Measuring device for use during games of gridiron football

A sideline official holding a dicker-rod during the 1974 World Football League season; running with the football is quarterback Dave Mays

The dicker-rod (also spelled dickerod) is a device intended to replace the first down chains commonly used to measure 10-yard distances during games of gridiron football. The device was named for its inventor, George Dicker (1913–1989) of Tustin, California, and received a patent in 1973. The dicker-rod also aims to improve safety, as a 10-yard length of chain laying along the sideline can be a hazard for players. Additionally, it requires just one person to operate, rather than a three-person chain crew. However, the dicker-rod has not been widely used, and the first-down chain remains the standard.

==Description==
The device features a rod approximately 3 yd in length. (Note: The design will function as intended provided the length of the rod is at least half the distance between established yard markers. As football fields usually are marked with lines that completely cross the playing area every five yards, 2 1/2 yards is the minimum usable length of the rod.) Initially, the rod is positioned horizontally by its operator, and a marker attached to the rod is positioned to indicate the ball's position from the nearest five-yard marker (that is, the 5, 10, 15, 20, etc. yard lines). For example, if a set of downs begins on the 23-yard line, the marker is placed two yards along the rod, referenced from the 25-yard line. The operator then moves to the applicable yard marker 10 yards downfield, for example (assuming the offense is moving towards midfield) to the 35-yard line. The marker on the rod then indicates the line to gain, in this example the 33-yard line, two yards away from the 35-yard line and 10 yards from the ball's starting position. Having located the line to gain, the operator can then hold the rod vertically at that location, as a visual aid to players, officials, and spectators. If the offense moves the ball near the line to gain and a measurement is required, the operator can bring the device onto the field and reposition it to the horizontal position to assess if the football has or has not reached the marker, which represents the line to gain.

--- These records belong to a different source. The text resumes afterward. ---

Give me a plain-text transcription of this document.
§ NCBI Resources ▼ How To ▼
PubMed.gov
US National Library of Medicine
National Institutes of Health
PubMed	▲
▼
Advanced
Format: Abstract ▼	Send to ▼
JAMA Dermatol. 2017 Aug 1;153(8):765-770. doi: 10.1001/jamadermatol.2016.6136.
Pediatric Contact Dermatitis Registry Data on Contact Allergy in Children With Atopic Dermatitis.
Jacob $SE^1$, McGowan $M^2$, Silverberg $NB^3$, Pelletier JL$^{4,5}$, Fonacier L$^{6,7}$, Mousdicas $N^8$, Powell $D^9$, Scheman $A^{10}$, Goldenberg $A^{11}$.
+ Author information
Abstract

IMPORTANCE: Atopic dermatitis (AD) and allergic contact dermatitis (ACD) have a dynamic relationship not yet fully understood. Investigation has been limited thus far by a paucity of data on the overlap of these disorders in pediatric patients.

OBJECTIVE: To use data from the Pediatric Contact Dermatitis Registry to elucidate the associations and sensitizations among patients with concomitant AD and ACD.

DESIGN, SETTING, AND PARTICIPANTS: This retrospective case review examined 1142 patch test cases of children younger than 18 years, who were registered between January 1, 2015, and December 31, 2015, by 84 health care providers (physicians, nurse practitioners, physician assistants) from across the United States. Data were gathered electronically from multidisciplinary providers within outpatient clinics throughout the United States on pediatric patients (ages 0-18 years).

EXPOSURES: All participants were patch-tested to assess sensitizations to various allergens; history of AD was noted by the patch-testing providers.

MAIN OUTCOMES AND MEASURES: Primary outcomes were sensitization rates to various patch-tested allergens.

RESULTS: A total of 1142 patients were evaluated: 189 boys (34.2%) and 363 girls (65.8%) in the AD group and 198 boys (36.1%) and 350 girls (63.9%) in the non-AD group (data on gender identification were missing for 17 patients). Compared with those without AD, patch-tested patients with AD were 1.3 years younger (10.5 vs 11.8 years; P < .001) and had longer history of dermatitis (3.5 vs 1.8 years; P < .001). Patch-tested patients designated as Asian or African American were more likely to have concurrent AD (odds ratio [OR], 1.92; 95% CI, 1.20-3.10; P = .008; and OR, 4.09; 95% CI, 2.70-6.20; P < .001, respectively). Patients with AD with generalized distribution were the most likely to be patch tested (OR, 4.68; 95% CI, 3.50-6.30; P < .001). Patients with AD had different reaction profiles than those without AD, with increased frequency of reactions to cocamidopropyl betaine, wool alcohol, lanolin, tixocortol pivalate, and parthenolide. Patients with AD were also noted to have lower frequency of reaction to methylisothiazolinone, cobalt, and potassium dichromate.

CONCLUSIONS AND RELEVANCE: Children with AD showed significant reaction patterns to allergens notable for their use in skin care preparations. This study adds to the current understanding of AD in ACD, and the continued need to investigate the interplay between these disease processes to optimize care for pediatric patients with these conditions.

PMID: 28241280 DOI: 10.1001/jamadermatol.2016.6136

The patent provides additional detail about the mechanics of the device; for example, how the marker is held in position on the rod.

==Usage==
The first official use of the dicker-rod was in a 1970 college football contest between UC Santa Barbara and Cal State Long Beach. An August 1972 newspaper article about its inventor noted that the dicker-rod was used in 174 high-school football games during the 1971 season, and in the June 1972 Coaches All-America Game.

The dicker-rod was used by the World Football League (WFL) throughout its 1974 season. The league reverted to using a traditional chain for its 1975 season.